I spend the majority of the family portion playing with my adopted twin nieces. They offer the best conversations and the most fun. At home, their sheets are Egyptian cotton with a 300 thread count. The toys they will have received by the end of business day, will survive from 1/2 hour to a week, depending on the manufacturer. The result of these gifts will be pitched into black garbage bags, thrown by the curb, by a hired hand and dumped into a waste station, processed, and delivered to wherever the city has a contract to send it to.

Christmas.

Christ Mass.

When I was a child I sang in the church choir. There is something so incredibly holy sounding about the sound small lungs and a little resonating head produces. It was by my own volition that I chose the church as a child. I loved everything about it. The reverence, the ceremony, the stained glass, the architecture, the refreshments, the boring sermons that invaribly would be punctuated by someone in the congregation farting or audibly yawning.

The music.

Musical director Roma Lynne was an ancient, frail little woman, who was both loving and fierce. Just like God, I suppose. With mangled fingers and bony frame she worked the organ like a spider weaves a web. Every appendage was active; pulling knobs, feet bouncing on the pedals that operated the lower bass registers, her whole body got into the music and it was such a beautiful sight to behold. I always wished she would play In-A-Gadda-Da-Vida, but she never did.

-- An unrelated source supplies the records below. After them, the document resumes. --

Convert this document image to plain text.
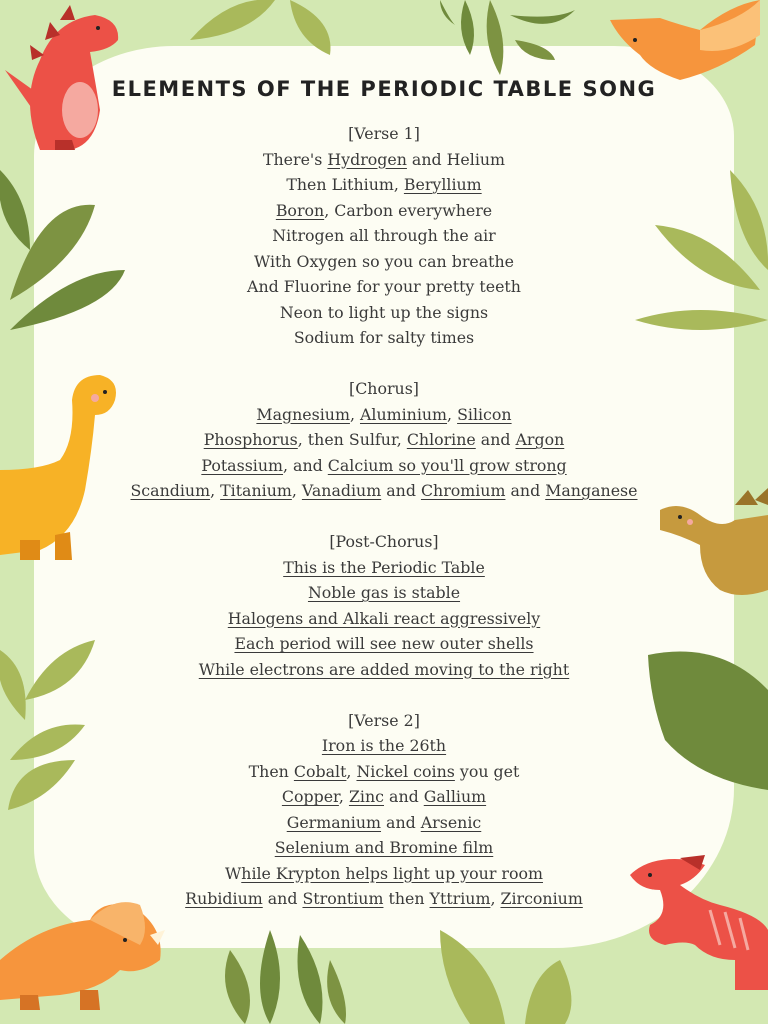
ELEMENTS OF THE PERIODIC TABLE SONG
[Verse 1]
There's Hydrogen and Helium
Then Lithium, Beryllium
Boron, Carbon everywhere
Nitrogen all through the air
With Oxygen so you can breathe
And Fluorine for your pretty teeth
Neon to light up the signs
Sodium for salty times
[Chorus]
Magnesium, Aluminium, Silicon
Phosphorus, then Sulfur, Chlorine and Argon
Potassium, and Calcium so you'll grow strong
Scandium, Titanium, Vanadium and Chromium and Manganese
[Post-Chorus]
This is the Periodic Table
Noble gas is stable
Halogens and Alkali react aggressively
Each period will see new outer shells
While electrons are added moving to the right
[Verse 2]
Iron is the 26th
Then Cobalt, Nickel coins you get
Copper, Zinc and Gallium
Germanium and Arsenic
Selenium and Bromine film
While Krypton helps light up your room
Rubidium and Strontium then Yttrium, Zirconium
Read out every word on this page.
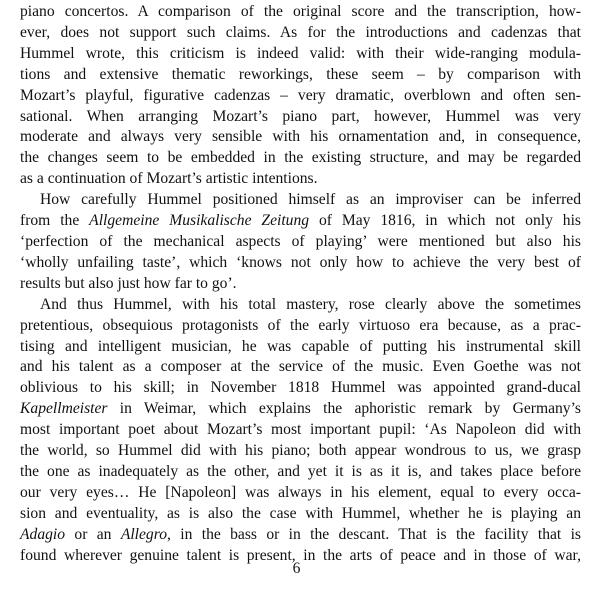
piano concertos. A comparison of the original score and the transcription, how-
ever, does not support such claims. As for the introductions and cadenzas that
Hummel wrote, this criticism is indeed valid: with their wide-ranging modula-
tions and extensive thematic reworkings, these seem – by comparison with
Mozart’s playful, figurative cadenzas – very dramatic, overblown and often sen-
sational. When arranging Mozart’s piano part, however, Hummel was very
moderate and always very sensible with his ornamentation and, in consequence,
the changes seem to be embedded in the existing structure, and may be regarded
as a continuation of Mozart’s artistic intentions.
How carefully Hummel positioned himself as an improviser can be inferred
from the Allgemeine Musikalische Zeitung of May 1816, in which not only his
‘perfection of the mechanical aspects of playing’ were mentioned but also his
‘wholly unfailing taste’, which ‘knows not only how to achieve the very best of
results but also just how far to go’.
And thus Hummel, with his total mastery, rose clearly above the sometimes
pretentious, obsequious protagonists of the early virtuoso era because, as a prac-
tising and intelligent musician, he was capable of putting his instrumental skill
and his talent as a composer at the service of the music. Even Goethe was not
oblivious to his skill; in November 1818 Hummel was appointed grand-ducal
Kapellmeister in Weimar, which explains the aphoristic remark by Germany’s
most important poet about Mozart’s most important pupil: ‘As Napoleon did with
the world, so Hummel did with his piano; both appear wondrous to us, we grasp
the one as inadequately as the other, and yet it is as it is, and takes place before
our very eyes… He [Napoleon] was always in his element, equal to every occa-
sion and eventuality, as is also the case with Hummel, whether he is playing an
Adagio or an Allegro, in the bass or in the descant. That is the facility that is
found wherever genuine talent is present, in the arts of peace and in those of war,
6
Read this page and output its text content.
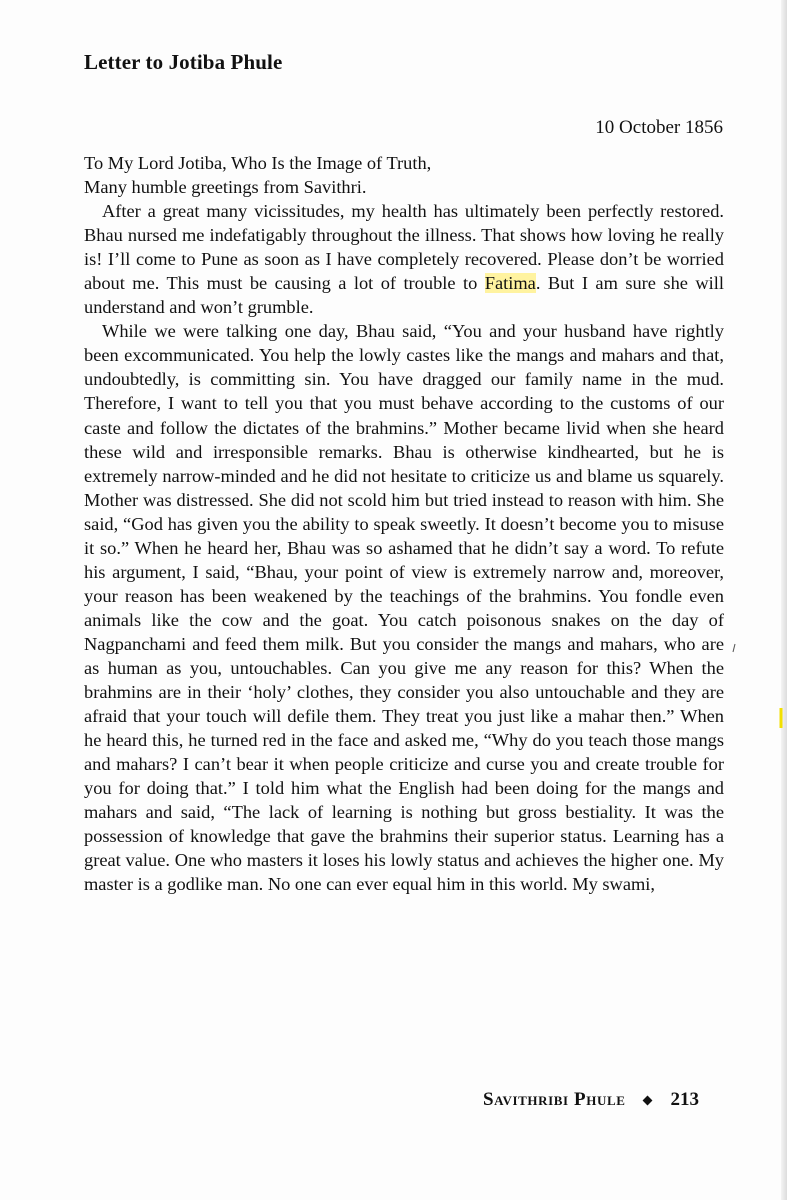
Letter to Jotiba Phule
10 October 1856

To My Lord Jotiba, Who Is the Image of Truth,

Many humble greetings from Savithri.

After a great many vicissitudes, my health has ultimately been perfectly restored. Bhau nursed me indefatigably throughout the illness. That shows how loving he really is! I’ll come to Pune as soon as I have completely recovered. Please don’t be worried about me. This must be causing a lot of trouble to Fatima. But I am sure she will understand and won’t grumble.

While we were talking one day, Bhau said, “You and your husband have rightly been excommunicated. You help the lowly castes like the mangs and mahars and that, undoubtedly, is committing sin. You have dragged our family name in the mud. Therefore, I want to tell you that you must behave according to the customs of our caste and follow the dictates of the brahmins.” Mother became livid when she heard these wild and irresponsible remarks. Bhau is otherwise kindhearted, but he is extremely narrow-minded and he did not hesitate to criticize us and blame us squarely. Mother was distressed. She did not scold him but tried instead to reason with him. She said, “God has given you the ability to speak sweetly. It doesn’t become you to misuse it so.” When he heard her, Bhau was so ashamed that he didn’t say a word. To refute his argument, I said, “Bhau, your point of view is extremely narrow and, moreover, your reason has been weakened by the teachings of the brahmins. You fondle even animals like the cow and the goat. You catch poisonous snakes on the day of Nagpanchami and feed them milk. But you consider the mangs and mahars, who are as human as you, untouchables. Can you give me any reason for this? When the brahmins are in their ‘holy’ clothes, they consider you also untouchable and they are afraid that your touch will defile them. They treat you just like a mahar then.” When he heard this, he turned red in the face and asked me, “Why do you teach those mangs and mahars? I can’t bear it when people criticize and curse you and create trouble for you for doing that.” I told him what the English had been doing for the mangs and mahars and said, “The lack of learning is nothing but gross bestiality. It was the possession of knowledge that gave the brahmins their superior status. Learning has a great value. One who masters it loses his lowly status and achieves the higher one. My master is a godlike man. No one can ever equal him in this world. My swami,

Savithribi Phule 213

At 13, I was baptised and confirmed on the same day, thus allowing me to receive the body and blood of Christ, something to this day kind of sicks me out, as a concept. I remember sitting in the choir's altar pews looking out at the flock and thinking, "It's standing room only at Midnight Mass. They're all trying to save their souls by being in attendance one night of the year." Heather, my oldest friend (of 36 years) and I snunk potent rum balls my sister made, with 12oz of booze, between choral sets of "Holy, Holy, Holy" and "Onward Christian Soldier"; getting drunk by way of confectioneries.

I stopped going to church by own volition. Truthfully it was the Honour Thy Mother and Father thing that got me in the end. What about the abuses and the injustices parents inflict upon their children habitually? What about all the damage they've done? Just because the seed they planted, potentially out of hate, took root? One drunken night of forced rape and God has made it a sin to do less than revere and honour this creature named parent?

I said no.

I reverently placed the cross back in its rightful place. I turned in my cassock.

Ever since, I've been fighting a battle I've created in my mind. I've been fighting for my own truth.

I miss it, though.

Ah, who knows... maybe I'll deposit one of those tokens and make my way up to St. Timothy's to be another one standing, trying to save her soul.

2 Comments:

  • we are all fighting for our own truth, whether aware of it or not. and i'm getting tired. (sigh) but i will press on.
    i love your stories about your mom.

    By Blogger whatever, at 3:44 p.m.  

  • A friend told me that she likes to go to a bar and order 3 rusty nails at easter. I'll bet there's an equivalent at Christmas... Bloody Mary maybe?

    By Anonymous Anonymous, at 9:05 p.m.